None of us needs another excuse to skip our church’s prayer meeting. We have more than enough: we’re busy, it’s difficult to wrangle the kids, it’s dark and we don’t feel like going out again, we’ve got an early appointment the next day, or we’re scared of being asked to pray in front of others.
What we need instead are a few reasons for going. I’ve listed five below. I hope they motivate you to get out the door, go to the prayer meeting, and get on your knees with God’s people.
1. Prayer makes God smile.
Life doesn’t come with an instruction manual for every decision we face. We spend most of our time navigating the nebulous gray, relying on wisdom from above. But isn’t it satisfying when we can know for certain that what we’re doing pleases God and meets with his approval? First Peter 3:12 says, “The eyes of the Lord are on the righteous, and his ears are open to their prayer.” In a week filled with choices we may look back on and question, we need not doubt whether God is pleased with the time we spend in prayer with his people. He loves to hear our prayers and praises.
2. Prayer strengthens our faith.
Hearing others pray can inspire us and bolster our trust in God’s promises. In his book Life Together, Dietrich Bonhoeffer writes, “God has willed that we should seek and find His living Word in the witness of a brother, in the mouth of a man. . . . The Christ in his own heart is weaker than the Christ in the word of his brother; his own heart is uncertain, his brother’s is sure.”
On more than one occasion, I’ve been disinterested in prayer at a prayer meeting. But God often does a wonderful thing: he works through the imperfect petitions of another dear saint to wake me out of my spiritual slumber and fill me again with confidence in his good sovereignty. Left to ourselves, we may doubt God’s ability or grow discouraged in our faith, but to see faith alive in the prayer of another reminds us we believe no fantasy. God is real, powerful, and good, and that makes us want to pray.
3. Prayer is more caught than taught.
The prayer meeting is one of the best places to go if you want to learn how to pray.
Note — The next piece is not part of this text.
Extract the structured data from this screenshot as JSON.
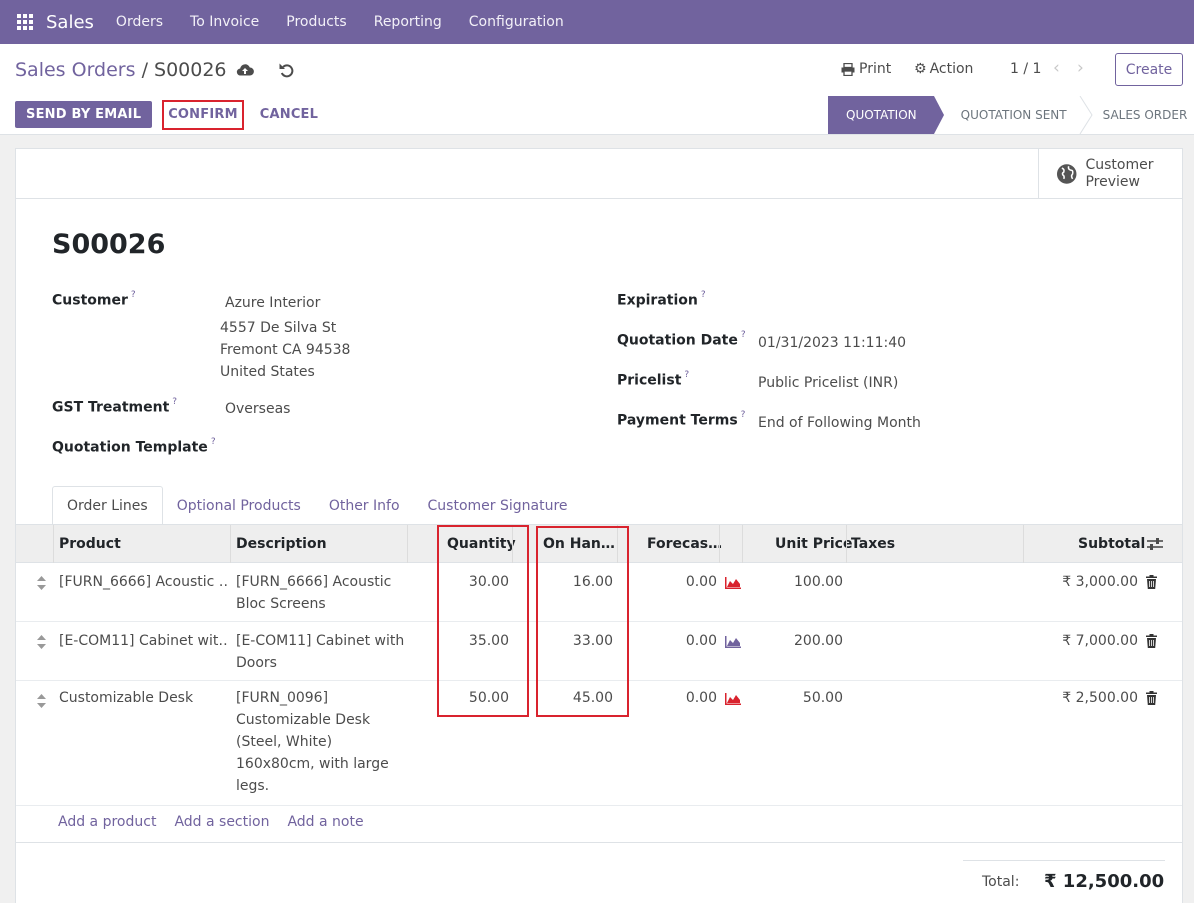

If Steven Spielberg wasn’t always at the movies as a young kid, would he have grown up to be an iconic, Oscar-winning filmmaker? Composers go to concerts. Authors read books. Athletes play pickup games at the Y. When we want to get better at something, we surround ourselves with others who know what they’re doing. The same is true for prayer. The church’s prayer meeting provides an invaluable opportunity for us to learn how to speak to God from other godly saints. When we see how they weave Scripture into their praises, or how they wrestle honestly with their petitions, we’ll come to do the same.
4. Prayer fuels the church.
Paul was aware of his need and wasn’t shy in making it known to the church. He fully expected they’d keep him uplifted before the Lord in earnest petition (Eph. 6:19; 1 Thess. 5:25; 2 Thess. 3:1). Paul was confident the prayers of God’s people would sustain him through the rigors of ministry and the trials of life. Why should we presume to find success apart from that same kind of intercession from the saints? Charles Spurgeon understood this well. When some ministers visited his thriving Metropolitan Tabernacle, they asked about his secret to success. In response, he took them to the basement “boiler” room where a small group had gathered in prayer. Spurgeon said the secret was simple: “My people pray for me.”
5. Prayer works.
Most importantly, let’s remember prayer isn’t an empty exercise in religious ritual. When we come to God in faith, it’s as though we tap into his cosmic power (1 John 5:14–15)—God is pleased to work out his eternal will as an answer to the prayers of people like you and me (James 5:17). What a marvel! God may use our prayers to grant healing, encouragement, comfort, victory over sin, growth in spiritual virtues, and success in ministry. If for no other reason, prayer is worth it because it works.
These reasons mean attending your church’s prayer meeting is never a waste of time.